Rotary leaders, let’s be honest with ourselves. What most local Rotary clubs do is not
much different than what other similar organizations do. Hundreds of organizations hold fundraising events and sponsor various health, hunger,
and/or humanitarian projects and programs. Many, in fact, do more impressive projects and programs than Rotary
clubs. So what clubs do is really not a
point that would consistently differentiate most clubs from other similar local
or international organizations.
But Rotary clubs
continue to attract members. If it is not what clubs do, is it how they do it?
What clubs do does not take any heavy equipment or sophisticated technology. Everyone eats meals; billions pick up trash, handle shovels, use hammers, drive cars, serve in food lines, ride bicycles, swim, etc. Millions of people donate funds to polio eradication and charitable organizations. Virtually all organizations similar to Rotary
have charitable foundations that support what they do. Even more are
charitable organizations that anyone can support without joining a local club
or chapter. So the differentiation can’t
be how clubs do what they do.
If clubs are not differentiated by what they do or how they do it, then why do people
continue to join Rotary clubs? Probably
because of Rotary’s WHY factor. Well,
what is Rotary’s Why factor? Perhaps the
best way to define it is by example, and there is none better than Rotary
International’s polio eradication campaign.
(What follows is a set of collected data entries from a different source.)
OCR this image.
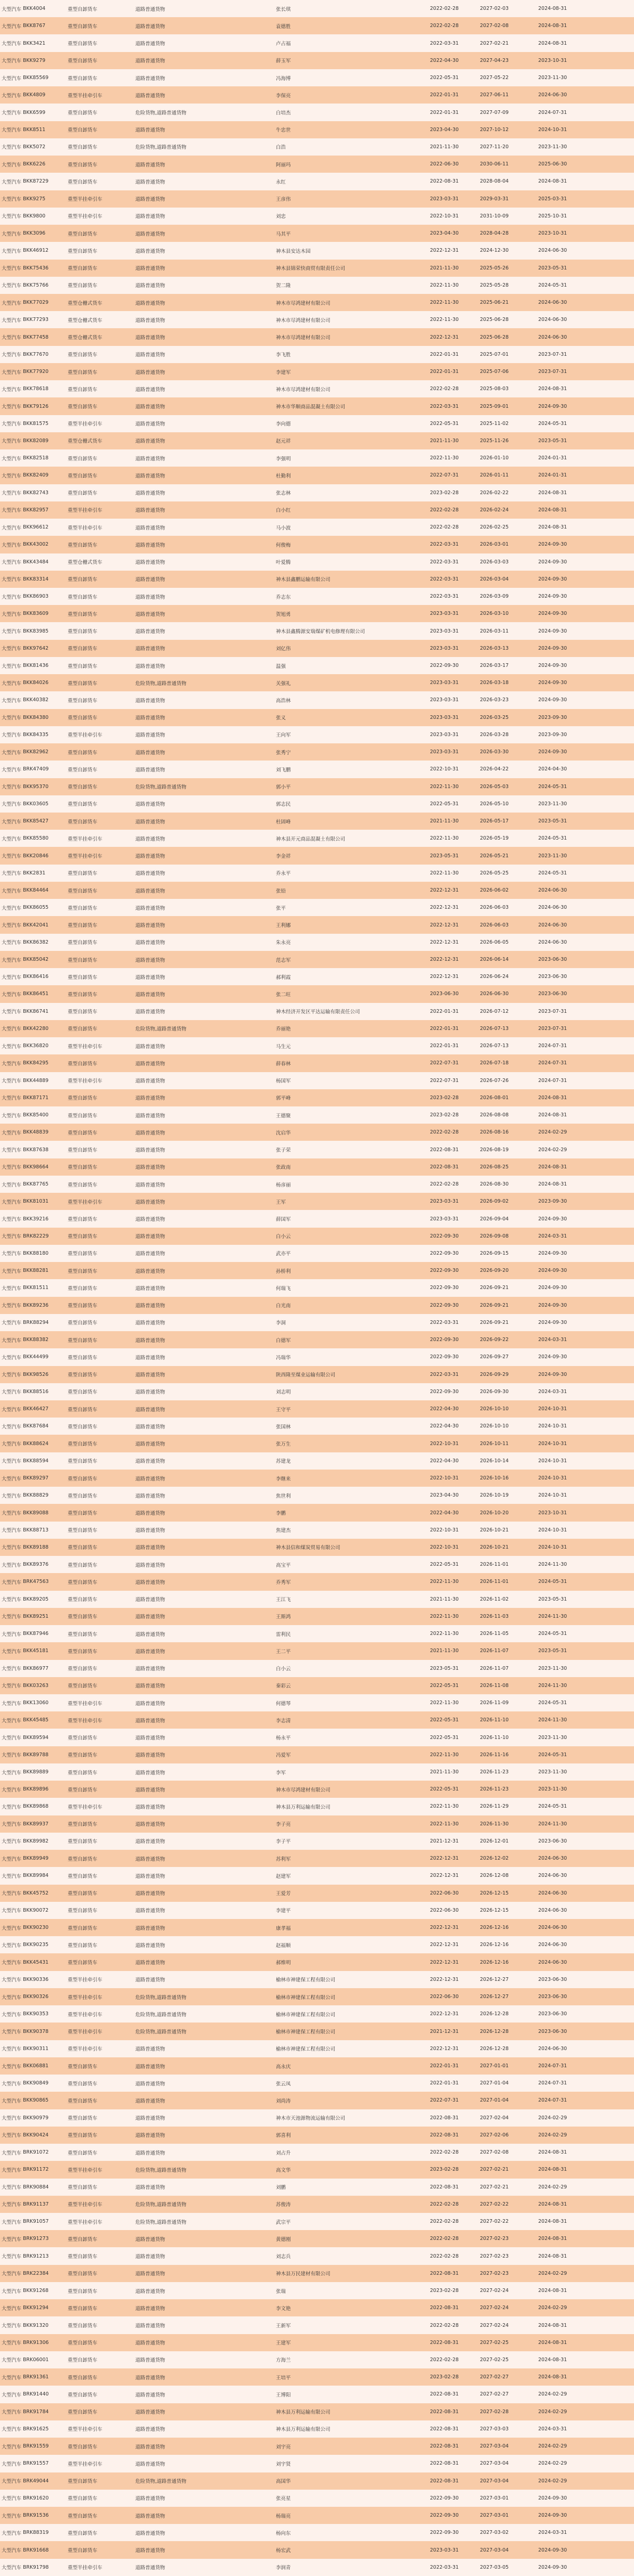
大型汽车 BKK4004	重型自卸货车	道路普通货物	张长琪	2022-02-28	2027-02-03	2024-08-31
大型汽车 BKK8767	重型自卸货车	道路普通货物	袁德胜	2022-02-28	2027-02-08	2024-08-31
大型汽车 BKK3421	重型自卸货车	道路普通货物	卢占福	2022-03-31	2027-02-21	2024-08-31
大型汽车 BKK9279	重型自卸货车	道路普通货物	薛玉军	2022-04-30	2027-04-23	2023-10-31
大型汽车 BKK85569	重型自卸货车	道路普通货物	冯海博	2022-05-31	2027-05-22	2023-11-30
大型汽车 BKK4809	重型半挂牵引车	道路普通货物	李保亮	2022-01-31	2027-06-11	2024-06-30
大型汽车 BKK6599	重型自卸货车	危险货物,道路普通货物	白培杰	2022-01-31	2027-07-09	2024-07-31
大型汽车 BKK8511	重型自卸货车	道路普通货物	牛忠世	2023-04-30	2027-10-12	2024-10-31
大型汽车 BKK5072	重型自卸货车	危险货物,道路普通货物	白浩	2021-11-30	2027-11-20	2023-11-30
大型汽车 BKK6226	重型自卸货车	道路普通货物	阿丽玛	2022-06-30	2030-06-11	2025-06-30
大型汽车 BKK87229	重型自卸货车	道路普通货物	永红	2022-08-31	2028-08-04	2024-08-31
大型汽车 BKK9275	重型半挂牵引车	道路普通货物	王彦伟	2023-03-31	2029-03-31	2025-03-31
大型汽车 BKK9800	重型半挂牵引车	道路普通货物	刘忠	2022-10-31	2031-10-09	2025-10-31
大型汽车 BKK3096	重型自卸货车	道路普通货物	马其平	2023-04-30	2028-04-28	2023-10-31
大型汽车 BKK46912	重型自卸货车	道路普通货物	神木县安达木园	2022-12-31	2024-12-30	2024-06-30
大型汽车 BKK75436	重型自卸货车	道路普通货物	神木县锦荣快商贸有限责任公司	2021-11-30	2025-05-26	2023-05-31
大型汽车 BKK75766	重型自卸货车	道路普通货物	贺二隆	2022-11-30	2025-05-28	2024-05-31
大型汽车 BKK77029	重型仓栅式货车	道路普通货物	神木市尽鸿建材有限公司	2022-11-30	2025-06-21	2024-06-30
大型汽车 BKK77293	重型仓栅式货车	道路普通货物	神木市尽鸿建材有限公司	2022-11-30	2025-06-28	2024-06-30
大型汽车 BKK77458	重型仓栅式货车	道路普通货物	神木市尽鸿建材有限公司	2022-12-31	2025-06-28	2024-06-30
大型汽车 BKK77670	重型自卸货车	道路普通货物	李飞胜	2022-01-31	2025-07-01	2023-07-31
大型汽车 BKK77920	重型自卸货车	道路普通货物	李建军	2022-01-31	2025-07-06	2023-07-31
大型汽车 BKK78618	重型自卸货车	道路普通货物	神木市尽鸿建材有限公司	2022-02-28	2025-08-03	2024-08-31
大型汽车 BKK79126	重型自卸货车	道路普通货物	神木市华顺商品混凝土有限公司	2022-03-31	2025-09-01	2024-09-30
大型汽车 BKK81575	重型半挂牵引车	道路普通货物	李向德	2022-05-31	2025-11-02	2024-05-31
大型汽车 BKK82089	重型仓栅式货车	道路普通货物	赵元祥	2021-11-30	2025-11-26	2023-05-31
大型汽车 BKK82518	重型自卸货车	道路普通货物	李强明	2022-11-30	2026-01-10	2024-01-31
大型汽车 BKK82409	重型自卸货车	道路普通货物	杜勤利	2022-07-31	2026-01-11	2024-01-31
大型汽车 BKK82743	重型自卸货车	道路普通货物	张志林	2023-02-28	2026-02-22	2024-08-31
大型汽车 BKK82957	重型半挂牵引车	道路普通货物	白小红	2022-02-28	2026-02-24	2024-08-31
大型汽车 BKK96612	重型半挂牵引车	道路普通货物	马小波	2022-02-28	2026-02-25	2024-08-31
大型汽车 BKK43002	重型自卸货车	道路普通货物	何俊梅	2022-03-31	2026-03-01	2024-09-30
大型汽车 BKK43484	重型仓栅式货车	道路普通货物	叶爱腾	2022-03-31	2026-03-03	2024-09-30
大型汽车 BKK83314	重型自卸货车	道路普通货物	神木县鑫鹏运输有限公司	2022-03-31	2026-03-04	2024-09-30
大型汽车 BKK86903	重型自卸货车	道路普通货物	乔志东	2022-03-31	2026-03-09	2024-09-30
大型汽车 BKK83609	重型自卸货车	道路普通货物	贺旭勇	2023-03-31	2026-03-10	2024-09-30
大型汽车 BKK83985	重型自卸货车	道路普通货物	神木县鑫腾源安瑞煤矿机电修理有限公司	2023-03-31	2026-03-11	2024-09-30
大型汽车 BKK97642	重型自卸货车	道路普通货物	刘亿伟	2023-03-31	2026-03-13	2024-09-30
大型汽车 BKK81436	重型自卸货车	道路普通货物	温强	2022-09-30	2026-03-17	2024-09-30
大型汽车 BKK84026	重型自卸货车	危险货物,道路普通货物	关强礼	2023-03-31	2026-03-18	2024-09-30
大型汽车 BKK40382	重型自卸货车	道路普通货物	高浩林	2023-03-31	2026-03-23	2024-09-30
大型汽车 BKK84380	重型自卸货车	道路普通货物	张义	2023-03-31	2026-03-25	2023-09-30
大型汽车 BKK84335	重型半挂牵引车	道路普通货物	王向军	2023-03-31	2026-03-28	2023-09-30
大型汽车 BKK82962	重型自卸货车	道路普通货物	张秀宁	2023-03-31	2026-03-30	2024-09-30
大型汽车 BRK47409	重型自卸货车	道路普通货物	刘飞鹏	2022-10-31	2026-04-22	2024-04-30
大型汽车 BKK95370	重型自卸货车	危险货物,道路普通货物	郭小平	2022-11-30	2026-05-03	2024-05-31
大型汽车 BKK03605	重型自卸货车	道路普通货物	郭志民	2022-05-31	2026-05-10	2023-11-30
大型汽车 BKK85427	重型自卸货车	道路普通货物	杜固峰	2021-11-30	2026-05-17	2023-05-31
大型汽车 BKK85580	重型半挂牵引车	道路普通货物	神木县开元商品混凝土有限公司	2022-11-30	2026-05-19	2024-05-31
大型汽车 BKK20846	重型半挂牵引车	道路普通货物	李金祥	2023-05-31	2026-05-21	2023-11-30
大型汽车 BKK2831	重型自卸货车	道路普通货物	乔永平	2022-11-30	2026-05-25	2024-05-31
大型汽车 BKK84464	重型自卸货车	道路普通货物	张铅	2022-12-31	2026-06-02	2024-06-30
大型汽车 BKK86055	重型自卸货车	道路普通货物	张平	2022-12-31	2026-06-03	2024-06-30
大型汽车 BKK42041	重型自卸货车	道路普通货物	王利娜	2022-12-31	2026-06-03	2024-06-30
大型汽车 BKK86382	重型自卸货车	道路普通货物	朱永亮	2022-12-31	2026-06-05	2024-06-30
大型汽车 BKK85042	重型自卸货车	道路普通货物	范志军	2022-12-31	2026-06-14	2023-06-30
大型汽车 BKK86416	重型自卸货车	道路普通货物	郝利霞	2022-12-31	2026-06-24	2023-06-30
大型汽车 BKK86451	重型自卸货车	道路普通货物	张二旺	2023-06-30	2026-06-30	2023-06-30
大型汽车 BKK86741	重型自卸货车	道路普通货物	神木经济开发区平达运输有限责任公司	2022-01-31	2026-07-12	2023-07-31
大型汽车 BKK42280	重型自卸货车	危险货物,道路普通货物	乔丽艳	2022-01-31	2026-07-13	2023-07-31
大型汽车 BKK36820	重型半挂牵引车	道路普通货物	马生元	2022-01-31	2026-07-13	2024-07-31
大型汽车 BKK84295	重型自卸货车	道路普通货物	薛春林	2022-07-31	2026-07-18	2024-07-31
大型汽车 BKK44889	重型半挂牵引车	道路普通货物	杨国军	2022-07-31	2026-07-26	2024-07-31
大型汽车 BKK87171	重型自卸货车	道路普通货物	郭平峰	2023-02-28	2026-08-01	2024-08-31
大型汽车 BKK85400	重型自卸货车	道路普通货物	王德聚	2023-02-28	2026-08-08	2024-08-31
大型汽车 BKK48839	重型自卸货车	道路普通货物	沈启华	2022-02-28	2026-08-16	2024-02-29
大型汽车 BKK87638	重型自卸货车	道路普通货物	张子荣	2022-08-31	2026-08-19	2024-02-29
大型汽车 BKK98664	重型自卸货车	道路普通货物	张政南	2022-08-31	2026-08-25	2024-08-31
大型汽车 BKK87765	重型自卸货车	道路普通货物	杨彦丽	2022-02-28	2026-08-30	2024-08-31
大型汽车 BKK81031	重型半挂牵引车	道路普通货物	王军	2023-03-31	2026-09-02	2023-09-30
大型汽车 BKK39216	重型自卸货车	道路普通货物	薛国军	2023-03-31	2026-09-04	2024-09-30
大型汽车 BRK82229	重型自卸货车	道路普通货物	白小云	2022-09-30	2026-09-08	2024-03-31
大型汽车 BKK88180	重型自卸货车	道路普通货物	武亦平	2022-09-30	2026-09-15	2024-09-30
大型汽车 BKK88281	重型自卸货车	道路普通货物	孙桥利	2022-09-30	2026-09-20	2024-09-30
大型汽车 BKK81511	重型自卸货车	道路普通货物	何瑞飞	2022-09-30	2026-09-21	2024-09-30
大型汽车 BKK89236	重型自卸货车	道路普通货物	白光南	2022-09-30	2026-09-21	2024-09-30
大型汽车 BRK88294	重型自卸货车	道路普通货物	李洞	2022-03-31	2026-09-21	2024-09-30
大型汽车 BKK88382	重型自卸货车	道路普通货物	白德军	2022-09-30	2026-09-22	2024-03-31
大型汽车 BKK44499	重型自卸货车	道路普通货物	冯瑞华	2022-09-30	2026-09-27	2024-09-30
大型汽车 BKK98526	重型自卸货车	道路普通货物	陕西隆至煤业运输有限公司	2022-03-31	2026-09-29	2024-09-30
大型汽车 BKK88516	重型自卸货车	道路普通货物	刘志明	2022-09-30	2026-09-30	2024-03-31
大型汽车 BKK46427	重型自卸货车	道路普通货物	王守平	2022-04-30	2026-10-10	2024-10-31
大型汽车 BKK87684	重型自卸货车	道路普通货物	张国林	2022-04-30	2026-10-10	2024-10-31
大型汽车 BKK88624	重型自卸货车	道路普通货物	张万生	2022-10-31	2026-10-11	2024-10-31
大型汽车 BKK88594	重型自卸货车	道路普通货物	苏建龙	2022-04-30	2026-10-14	2024-10-31
大型汽车 BKK89297	重型自卸货车	道路普通货物	李继来	2022-10-31	2026-10-16	2024-10-31
大型汽车 BKK88829	重型自卸货车	道路普通货物	焦世利	2023-04-30	2026-10-19	2024-10-31
大型汽车 BKK89088	重型自卸货车	道路普通货物	李鹏	2022-04-30	2026-10-20	2023-10-31
大型汽车 BKK88713	重型自卸货车	道路普通货物	焦建杰	2022-10-31	2026-10-21	2024-10-31
大型汽车 BKK89188	重型自卸货车	道路普通货物	神木县信和煤炭贸易有限公司	2022-10-31	2026-10-21	2024-10-31
大型汽车 BKK89376	重型自卸货车	道路普通货物	高宝平	2022-05-31	2026-11-01	2024-11-30
大型汽车 BRK47563	重型自卸货车	道路普通货物	乔秀军	2022-11-30	2026-11-01	2024-05-31
大型汽车 BKK89205	重型自卸货车	道路普通货物	王江飞	2021-11-30	2026-11-02	2023-05-31
大型汽车 BKK89251	重型自卸货车	道路普通货物	王斯鸿	2022-11-30	2026-11-03	2024-11-30
大型汽车 BKK87946	重型自卸货车	道路普通货物	雷利民	2022-11-30	2026-11-05	2024-05-31
大型汽车 BKK45181	重型自卸货车	道路普通货物	王二平	2021-11-30	2026-11-07	2023-05-31
大型汽车 BKK86977	重型自卸货车	道路普通货物	白小云	2023-05-31	2026-11-07	2023-11-30
大型汽车 BKK03263	重型自卸货车	道路普通货物	秦彩云	2022-05-31	2026-11-08	2024-11-30
大型汽车 BKK13060	重型半挂牵引车	道路普通货物	何德琴	2022-11-30	2026-11-09	2024-05-31
大型汽车 BKK45485	重型半挂牵引车	道路普通货物	李志清	2022-05-31	2026-11-10	2024-11-30
大型汽车 BKK89594	重型自卸货车	道路普通货物	杨永平	2022-05-31	2026-11-10	2023-11-30
大型汽车 BKK89788	重型自卸货车	道路普通货物	冯爱军	2022-11-30	2026-11-16	2024-05-31
大型汽车 BKK89889	重型自卸货车	道路普通货物	李军	2021-11-30	2026-11-23	2023-11-30
大型汽车 BKK89896	重型自卸货车	道路普通货物	神木市尽鸿建材有限公司	2022-05-31	2026-11-23	2023-11-30
大型汽车 BKK89868	重型半挂牵引车	道路普通货物	神木县万利运输有限公司	2022-11-30	2026-11-29	2024-05-31
大型汽车 BKK89937	重型自卸货车	道路普通货物	李子亮	2022-11-30	2026-11-30	2024-11-30
大型汽车 BKK89982	重型自卸货车	道路普通货物	李子平	2021-12-31	2026-12-01	2023-06-30
大型汽车 BKK89949	重型自卸货车	道路普通货物	苏利军	2022-12-31	2026-12-02	2024-06-30
大型汽车 BKK89984	重型自卸货车	道路普通货物	赵建军	2022-12-31	2026-12-08	2024-06-30
大型汽车 BKK45752	重型自卸货车	道路普通货物	王爱芳	2022-06-30	2026-12-15	2024-06-30
大型汽车 BKK90072	重型自卸货车	道路普通货物	李建平	2022-06-30	2026-12-15	2024-06-30
大型汽车 BKK90230	重型自卸货车	道路普通货物	康孝福	2022-12-31	2026-12-16	2024-06-30
大型汽车 BKK90235	重型自卸货车	道路普通货物	赵福顺	2022-12-31	2026-12-16	2024-06-30
大型汽车 BKK45431	重型自卸货车	道路普通货物	郝维明	2022-12-31	2026-12-16	2024-06-30
大型汽车 BKK90336	重型半挂牵引车	道路普通货物	榆林市神建保工程有限公司	2022-12-31	2026-12-27	2023-06-30
大型汽车 BKK90326	重型半挂牵引车	危险货物,道路普通货物	榆林市神建保工程有限公司	2022-06-30	2026-12-27	2023-06-30
大型汽车 BKK90353	重型半挂牵引车	危险货物,道路普通货物	榆林市神建保工程有限公司	2022-12-31	2026-12-28	2023-06-30
大型汽车 BKK90378	重型半挂牵引车	危险货物,道路普通货物	榆林市神建保工程有限公司	2021-12-31	2026-12-28	2023-06-30
大型汽车 BKK90311	重型半挂牵引车	道路普通货物	榆林市神建保工程有限公司	2022-12-31	2026-12-28	2024-06-30
大型汽车 BKK06881	重型自卸货车	道路普通货物	高永庆	2022-01-31	2027-01-01	2024-07-31
大型汽车 BKK90849	重型自卸货车	道路普通货物	张云凤	2022-01-31	2027-01-04	2024-07-31
大型汽车 BKK90865	重型自卸货车	道路普通货物	刘尚涛	2022-07-31	2027-01-04	2024-07-31
大型汽车 BKK90979	重型自卸货车	道路普通货物	神木市天池源物流运输有限公司	2022-08-31	2027-02-04	2024-02-29
大型汽车 BKK90424	重型自卸货车	道路普通货物	郭喜利	2022-08-31	2027-02-06	2024-02-29
大型汽车 BRK91072	重型自卸货车	道路普通货物	刘占升	2022-02-28	2027-02-08	2024-08-31
大型汽车 BRK91172	重型半挂牵引车	危险货物,道路普通货物	高文华	2023-02-28	2027-02-21	2024-08-31
大型汽车 BRK90884	重型自卸货车	道路普通货物	刘鹏	2022-08-31	2027-02-21	2024-02-29
大型汽车 BRK91137	重型半挂牵引车	危险货物,道路普通货物	苏俊涛	2022-02-28	2027-02-22	2024-08-31
大型汽车 BRK91057	重型半挂牵引车	危险货物,道路普通货物	武宗平	2022-02-28	2027-02-22	2024-08-31
大型汽车 BRK91273	重型自卸货车	道路普通货物	黄德刚	2022-02-28	2027-02-23	2024-08-31
大型汽车 BRK91213	重型自卸货车	道路普通货物	刘志兵	2022-02-28	2027-02-23	2024-08-31
大型汽车 BRK22384	重型自卸货车	道路普通货物	神木县万民建材有限公司	2022-08-31	2027-02-23	2024-02-29
大型汽车 BKK91268	重型自卸货车	道路普通货物	张瑞	2023-02-28	2027-02-24	2024-08-31
大型汽车 BKK91294	重型自卸货车	道路普通货物	李文艳	2022-08-31	2027-02-24	2024-02-29
大型汽车 BKK91320	重型自卸货车	道路普通货物	王新军	2022-02-28	2027-02-24	2024-08-31
大型汽车 BRK91306	重型自卸货车	道路普通货物	王建军	2022-08-31	2027-02-25	2024-08-31
大型汽车 BRK06001	重型自卸货车	道路普通货物	方海兰	2022-02-28	2027-02-25	2024-08-31
大型汽车 BRK91361	重型自卸货车	道路普通货物	王培平	2023-02-28	2027-02-27	2024-08-31
大型汽车 BRK91440	重型自卸货车	道路普通货物	王博阳	2022-08-31	2027-02-27	2024-02-29
大型汽车 BRK91784	重型自卸货车	道路普通货物	神木县万利运输有限公司	2022-08-31	2027-02-28	2024-02-29
大型汽车 BRK91625	重型半挂牵引车	道路普通货物	神木县万利运输有限公司	2022-08-31	2027-03-03	2024-03-31
大型汽车 BRK91559	重型自卸货车	道路普通货物	刘宇亮	2022-08-31	2027-03-04	2024-02-29
大型汽车 BRK91557	重型半挂牵引车	道路普通货物	刘宇贤	2022-08-31	2027-03-04	2024-02-29
大型汽车 BRK49044	重型自卸货车	危险货物,道路普通货物	高国华	2022-08-31	2027-03-04	2024-02-29
大型汽车 BRK91620	重型自卸货车	道路普通货物	张亮星	2022-09-30	2027-03-01	2024-09-30
大型汽车 BRK91536	重型自卸货车	道路普通货物	杨瑞亮	2022-09-30	2027-03-01	2024-09-30
大型汽车 BRK88319	重型自卸货车	道路普通货物	杨向东	2022-09-30	2027-03-02	2024-03-31
大型汽车 BRK91668	重型自卸货车	道路普通货物	杨宏武	2023-03-31	2027-03-04	2024-09-30
大型汽车 BRK91798	重型半挂牵引车	道路普通货物	李润青	2022-03-31	2027-03-05	2024-09-30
A bit of history – between
the end of World War II and the mid-1980s, the World Health Organization, after
spending billions of $US trying to rid the world of polio, claimed virtually no
success. Yet, in the mid-1980s, Rotary
leaders, because of Rotary’s WHY factor, undertook the challenge believing that
it could be done. No small undertaking
because Rotarians are independent business, professional, and community leaders
of different ethnicities, religious orders, genders, economic systems, generations,
and political structures. Yet this
diverse group undertook this enormous endeavor because they believed they could make their
family, village, town, city, and country safer by eliminating this dreaded
disease. These Rotarians used their
resources and leadership skills to influence local and national tribal,
religious, and political leaders to commit to freeing their children from this scourge. For twenty-eight years, millions of Rotarians
have banded together and, even after ridding their own countries of polio,
expended personal time, resources, and influence to sustain the cause. Why did they do this? They did not do it to perform the hands-on service of
putting a few drops of liquid on a child’s tongue – almost anybody can do that.
They did it to make the world a better
place to live by eliminating polio. Not
just anybody can do that. That’s Rotary’s WHY factor – Who Rotarians Are – Leaders who get things done; Leaders who impact their communities, leaders who advance the Object of Rotary.